How To Drink Dandelion Wine, Part 3
Ahem. It was brought to my attention by one of our mixologists that I messed up the reveal of our drink winners. In my last post on the subject, I mistakenly wrote that the Drink of the Lion Fairy and The Rosemaryclaire were third place drinks.
These were, and deservedly so, our second place drinks. I made the correction as fast as I could, but if you are quick to click, you probably read my mistake. Oops and sorry.

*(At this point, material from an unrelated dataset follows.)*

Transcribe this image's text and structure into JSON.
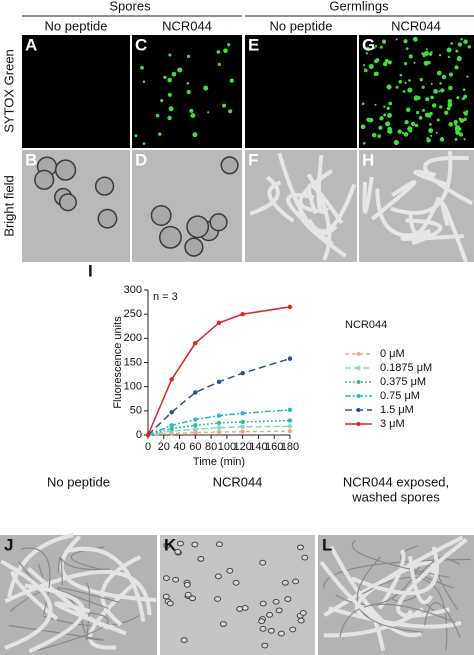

So today, we'll look at the actual third place cocktails. Again, we had a tie for both third and second place, so there are two more great recipes to share.
The Raspberry Beret
Presented by Meredith Moore
1/2 cup raspberries, crushed
1 cup sugar
1 cup water
3 blood oranges, freshly squeezed
1/2 cup dandelion wine
1. First, make a raspberry simple syrup by combining raspberries, sugar, and water in a saucepan and heating on low until the sugar is dissolved, stirring as necessary. Allow to cool, then strain syrup into a jar.

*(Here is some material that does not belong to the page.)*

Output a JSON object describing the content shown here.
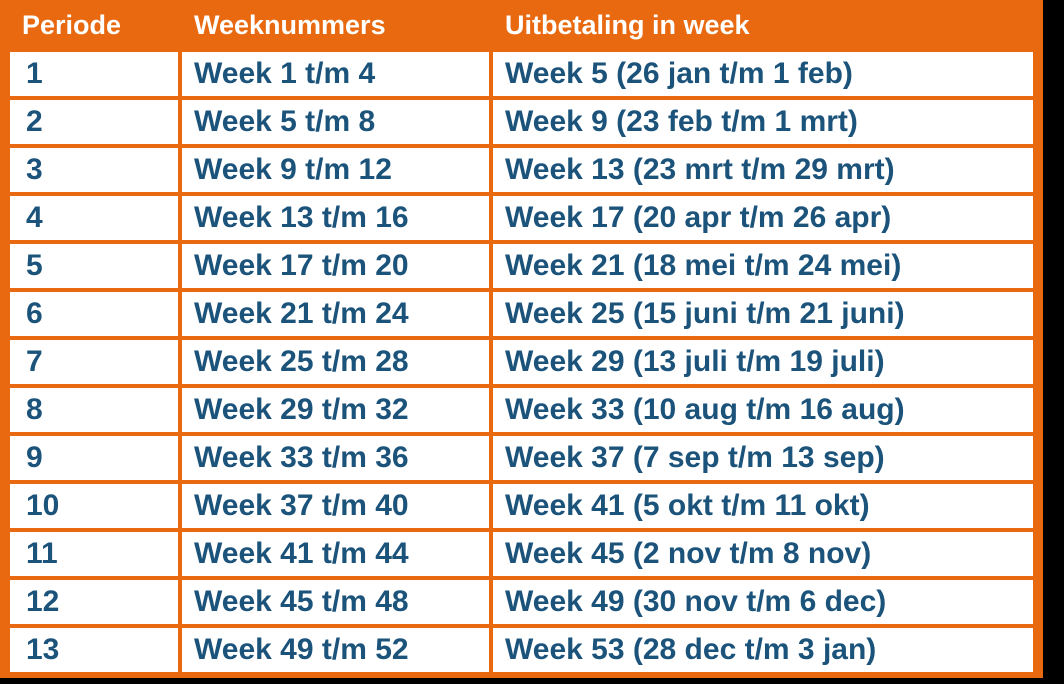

2. Juice the blood oranges (navel oranges will work fine too!) into a highball glass:
3. Add 1/2 cup dandelion wine, 1 Tbs. raspberry simple syrup, and stir well.

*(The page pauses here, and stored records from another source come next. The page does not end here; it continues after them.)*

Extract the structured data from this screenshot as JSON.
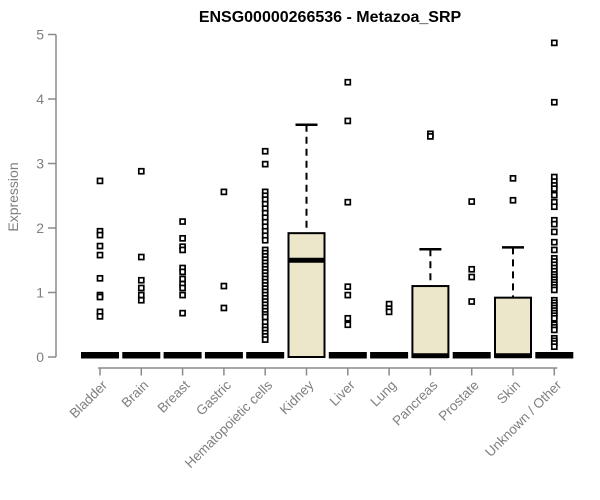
{
  "page": {
    "background": "#ffffff"
  },
  "chart_data": {
    "type": "boxplot",
    "title": "ENSG00000266536 - Metazoa_SRP",
    "ylabel": "Expression",
    "xlabel": "",
    "ylim": [
      0,
      5
    ],
    "yticks": [
      0,
      1,
      2,
      3,
      4,
      5
    ],
    "grid": false,
    "legend": "none",
    "axis_color": "#8a8a8a",
    "tick_label_color": "#7f7f7f",
    "title_color": "#000000",
    "box_fill": "#ece7cb",
    "box_stroke": "#000000",
    "point_fill": "#ffffff",
    "point_stroke": "#000000",
    "categories": [
      "Bladder",
      "Brain",
      "Breast",
      "Gastric",
      "Hematopoietic cells",
      "Kidney",
      "Liver",
      "Lung",
      "Pancreas",
      "Prostate",
      "Skin",
      "Unknown / Other"
    ],
    "series": [
      {
        "name": "Bladder",
        "q1": 0,
        "median": 0,
        "q3": 0,
        "whisker_low": 0,
        "whisker_high": 0,
        "outliers": [
          2.73,
          1.95,
          1.89,
          1.72,
          1.58,
          1.22,
          0.96,
          0.93,
          0.7,
          0.63
        ]
      },
      {
        "name": "Brain",
        "q1": 0,
        "median": 0,
        "q3": 0,
        "whisker_low": 0,
        "whisker_high": 0,
        "outliers": [
          2.88,
          1.55,
          1.19,
          1.07,
          0.96,
          0.88
        ]
      },
      {
        "name": "Breast",
        "q1": 0,
        "median": 0,
        "q3": 0,
        "whisker_low": 0,
        "whisker_high": 0,
        "outliers": [
          2.1,
          1.84,
          1.71,
          1.66,
          1.38,
          1.32,
          1.21,
          1.13,
          1.07,
          0.96,
          0.68
        ]
      },
      {
        "name": "Gastric",
        "q1": 0,
        "median": 0,
        "q3": 0,
        "whisker_low": 0,
        "whisker_high": 0,
        "outliers": [
          2.56,
          1.1,
          0.76
        ]
      },
      {
        "name": "Hematopoietic cells",
        "q1": 0,
        "median": 0,
        "q3": 0,
        "whisker_low": 0,
        "whisker_high": 0,
        "outliers": [
          3.19,
          2.99,
          2.56,
          2.5,
          2.44,
          2.37,
          2.3,
          2.23,
          2.16,
          2.09,
          2.02,
          1.95,
          1.88,
          1.81,
          1.66,
          1.61,
          1.56,
          1.51,
          1.46,
          1.41,
          1.36,
          1.31,
          1.26,
          1.21,
          1.16,
          1.11,
          1.06,
          1.01,
          0.96,
          0.91,
          0.86,
          0.81,
          0.76,
          0.71,
          0.66,
          0.62,
          0.54,
          0.47,
          0.42,
          0.37,
          0.32,
          0.27
        ]
      },
      {
        "name": "Kidney",
        "q1": 0,
        "median": 1.5,
        "q3": 1.92,
        "whisker_low": 0,
        "whisker_high": 3.6,
        "outliers": []
      },
      {
        "name": "Liver",
        "q1": 0,
        "median": 0,
        "q3": 0,
        "whisker_low": 0,
        "whisker_high": 0,
        "outliers": [
          4.26,
          3.66,
          2.4,
          1.09,
          0.96,
          0.6,
          0.5
        ]
      },
      {
        "name": "Lung",
        "q1": 0,
        "median": 0,
        "q3": 0,
        "whisker_low": 0,
        "whisker_high": 0,
        "outliers": [
          0.82,
          0.75,
          0.7
        ]
      },
      {
        "name": "Pancreas",
        "q1": 0,
        "median": 0.02,
        "q3": 1.1,
        "whisker_low": 0,
        "whisker_high": 1.67,
        "outliers": [
          3.46,
          3.42
        ]
      },
      {
        "name": "Prostate",
        "q1": 0,
        "median": 0,
        "q3": 0,
        "whisker_low": 0,
        "whisker_high": 0,
        "outliers": [
          2.41,
          1.36,
          1.24,
          0.86
        ]
      },
      {
        "name": "Skin",
        "q1": 0,
        "median": 0.02,
        "q3": 0.92,
        "whisker_low": 0,
        "whisker_high": 1.7,
        "outliers": [
          2.77,
          2.43
        ]
      },
      {
        "name": "Unknown / Other",
        "q1": 0,
        "median": 0,
        "q3": 0,
        "whisker_low": 0,
        "whisker_high": 0,
        "outliers": [
          4.87,
          3.95,
          2.79,
          2.72,
          2.66,
          2.61,
          2.51,
          2.4,
          2.33,
          2.12,
          2.06,
          1.94,
          1.78,
          1.66,
          1.53,
          1.48,
          1.43,
          1.38,
          1.33,
          1.28,
          1.24,
          1.2,
          1.16,
          1.12,
          1.08,
          1.04,
          0.88,
          0.84,
          0.8,
          0.76,
          0.72,
          0.68,
          0.64,
          0.6,
          0.5,
          0.46,
          0.42,
          0.29,
          0.25,
          0.21,
          0.16
        ]
      }
    ]
  }
}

According to our friendly mixologist, you can experiment with the level of sweetness by cutting the amount of simple syrup if you like--perhaps as much as by half, depending on your taste as well as the sweetness of the oranges you are using.
I would also like to suggest that maybe a teaspoon of the raspberry simple syrup is an absolutely amazing addition to a glass of dry champagne! That stuff is outstanding, and I bet it has many other excellent uses in your bar-tending repertoire.
The Ginger, Lime, and Mary Ann
Presented by Kirk Trach
1 piece ginger root
1 lime wedge
1 Tbs. powdered sugar
2 oz. dandelion wine
plain seltzer or soda water
1. Thinly slice fresh ginger and add 3-4 slices to a highball glass.
2. Squeeze the lime juice into the glass, then add the sugar. Muddle briefly.
3. Add dandelion wine and stir well, then top off with seltzer to fill up the glass.
This is a refreshing drink that you can, like the Raspberry Beret, make more or less sweet according to your taste. If you like ginger beer (or perhaps a Moscow Mule), you'll probably like this cocktail too.
I don't have a picture of Kirk's drink or of him making it, because he was the photographer for the evening. He did take a cool panoramic of the whole party, though:
This makes our dining room look much bigger than it actually is. It's also not rounded in any way. Still, it's a fun way to capture the whole scene. Thanks, Kirk!